И есть еще нюанс. Двумя неделями раньше Фред сказал бы любому, что его жене незнакомо чувство страха. И пусть роста в ней всего пять футов и два дюйма («Ой, да она у тебя просто Дюймовочка», – высказала свое мнение его бабушка, когда он познакомил Джуди со своими родственниками), у Джуди сердце льва, викинга. Это не чушь, не гипербола, не образное выражение, это чистая правда. И контраст между тем, что он всегда знал, и тем, что видит теперь, пугает Фреда больше всего.

С Авалона он направляется на Камелот, минует перекресток, не притормозив, не посмотрев, не едет ли кто справа или слева, бежит быстрее, чем обычно, не трусцой, а прямо-таки как спринтер. Вспоминает одно происшествие, имевшее место быть примерно через месяц после того, как они начали встречаться.


Как обычно, они поехали в «Шоколадный контрабас», только не вечером, а в три часа дня, чтобы послушать джаз-квартет, который им очень нравился. Как теперь вспоминает Фред, квартет они особо не слушали, он главным образом говорил Джуди, как ему не нравится сельскохозяйственный колледж (Му-у, как называли его снобы, выбравшие будущей профессией научно-технические специальности или искусство), в котором ему приходится учиться, а также пусть невысказанное, но твердое желание семьи видеть его после получения диплома на семейной ферме во Френч-Лэндинге. Мысль о том, что всю жизнь ему придется пахать в одной упряжке со старшим братом Филом, вгоняла Фреда в депрессию.

«А что же ты хочешь?» – спросила тогда Джуди, взяв его за руку. Они сидели за столом, горела свеча, квартет играл «Я буду там ради тебя».

«Не знаю, – ответил он, – но вот что я тебе скажу, Джуди. Мне следовало учиться в колледже менеджмента, а не в Му-у.

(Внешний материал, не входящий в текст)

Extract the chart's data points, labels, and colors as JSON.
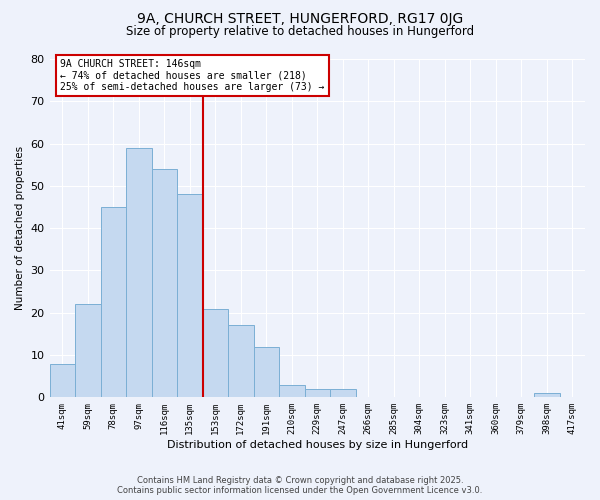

С продажами у меня дела бы пошли куда лучше, чем с севом».

«Так почему тебе не перейти?»

«Потому что моя семья считает…»

«Твоей семье не придется жить за тебя, Фред… это твоя жизнь».

«Разговор-то был ни о чем», – думает он, вспоминая. Зато на обратном пути произошло событие, которое продолжает изумлять его и теперь, тринадцать лет спустя.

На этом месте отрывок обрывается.